That only made Ben Zion laugh even more. Red in the face, the girl hurried out of the house.
“Good for you, Reb Tevye,” Ben Zion said.
Bat Sheva felt like giving her father a kiss. She sat as sweetly and modestly as possible, a well-behaved contrast to the outspoken girl.
“I agree with Sonia,” Perchik said. “You can’t use the Bible as a deed.”
“Why can’t you?” Ben Zion asked. “The book is the chronicle of our history. With or without God, you can’t claim that the Jews didn’t live here before the Arabs and Turks.”
“The heathens chased us out of the country, did they not?” Hillel remarked. “We should do the same thing to them.”
“We are supposed to be more enlightened than the other nations,” Perchik answered. “Because we were uprooted is no reason for us to uproot others.”
“Nobody is being uprooted,” Ben Zion protested. “All of the land which the Jews are reclaiming in Palestine is being purchased for large sums of money. There is no uprooting in that.”

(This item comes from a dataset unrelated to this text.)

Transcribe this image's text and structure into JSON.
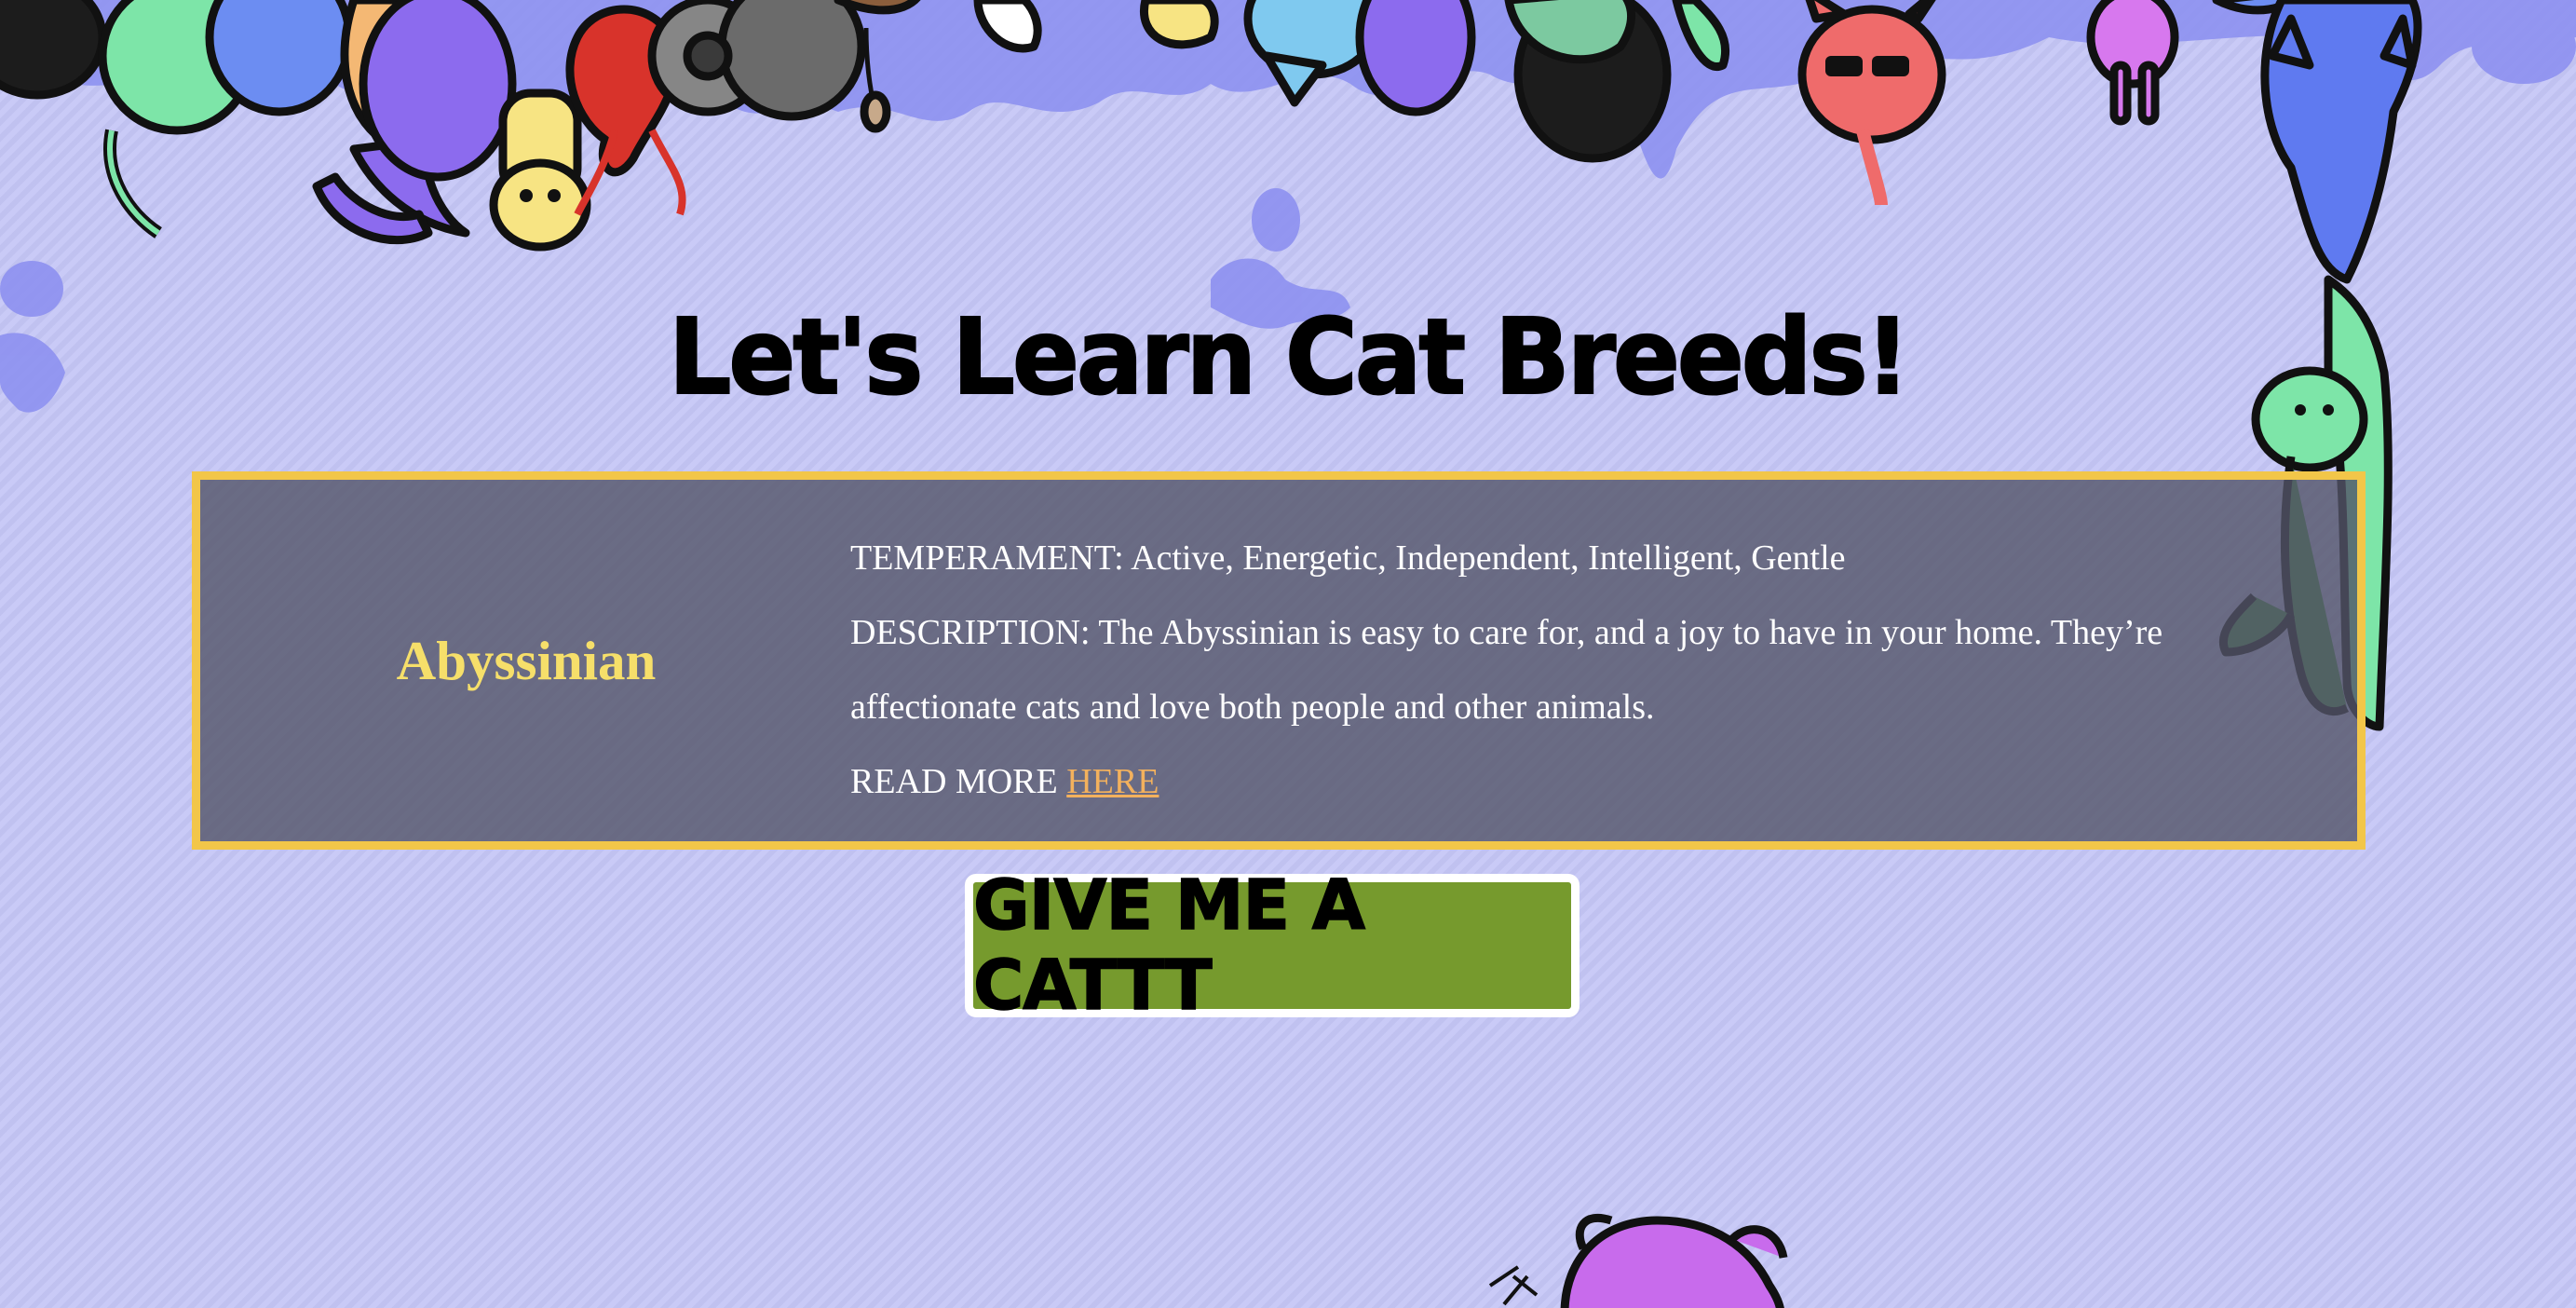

The argument wasn’t mere philosophical speculation alone. The day after Tevye’s family had concluded the week of mourning, the clamorous ringing of the dining-hall bell brought all of the workers hurrying back from the fields. Ben Zion’s friend, Peter, and another kibbutznik named Ari had taken a wagon to one of the settlement’s wells to fill barrels with water. While they were working, six Arabs on horseback appeared and ordered the Jews to vacate the site. The well, they claimed, was theirs. Peter had protested. He himself had dug out the well. But the Arabs still insisted that the well belonged to them. The entire region, they claimed, was a part of their pasture land. Their tribe had lived in the area for decades, they said, wandering from place to place, and all of the land and the underground springs were their ancestral inheritance.
When Peter refused to flee in face of their threats, an Arab had fired a rifle and wounded the kibbutznik in the shoulder. The shot, Ari said, seemed to have startled the Arabs as much as the Jews. As Peter lay bleeding on the ground, the Arabs galloped off in a panic.
Everyone in the kibbutz gathered outside of the dining hall. While Ari was recounting the story, comrades lifted Peter out of the wagon and carried him into a house. His shirt was stained crimson, and he was unconscious from the blood he had lost. Fortunately, the bullet had passed through his shoulder without causing more damage. By evening, he was back on his feet, but the incident caused outrage throughout the kibbutz, and the Jewish settlers were calling for a speedy reprisal.
Perchik, the pacifist, made a plea for restraint and negotiation, but Ben Zion took the lead in rounding up a troop to strike back at once.
“You know how to ride a horse,” he said to Tevye. “You come with us.”
A mount was brought over to Tevye and reins were placed in his hand. True, Tevye knew how to ride a horse, but he couldn’t remember the last time he had sat in a saddle. When he and his horse had been young, he had enjoyed a good gallop, but once he was married and had to make a living to take care of his family, he had exchanged his saddle for a wagon. After thousands of journeys between Anatevka and Yehupetz, the horse had forgotten how to gallop completely. Occasionally, in a snowstorm, or when the horse hurt its leg and was too weak to haul the wagon itself, Tevye would pull the horse and the wagon together. As the Good Book said, “There is a time for everything under the Heavens – a time to be a man, and a time to be a horse.”
Ben Zion quickly ran to a hut and emerged with a few extra rifles. He handed one to the milkman.
“What is this for?” Tevye asked.
“To shoot with,” Ben Zion answered.
“I don’t know how. In Anatevka, where I come from, the Czar did not make it a habit to hand out rifles to Jews.”
“You are no longer in Anatevka, Reb Tevye,” Ben Zion responded. “Don’t worry. I’ll teach you. Rifles are really quite simple contraptions.”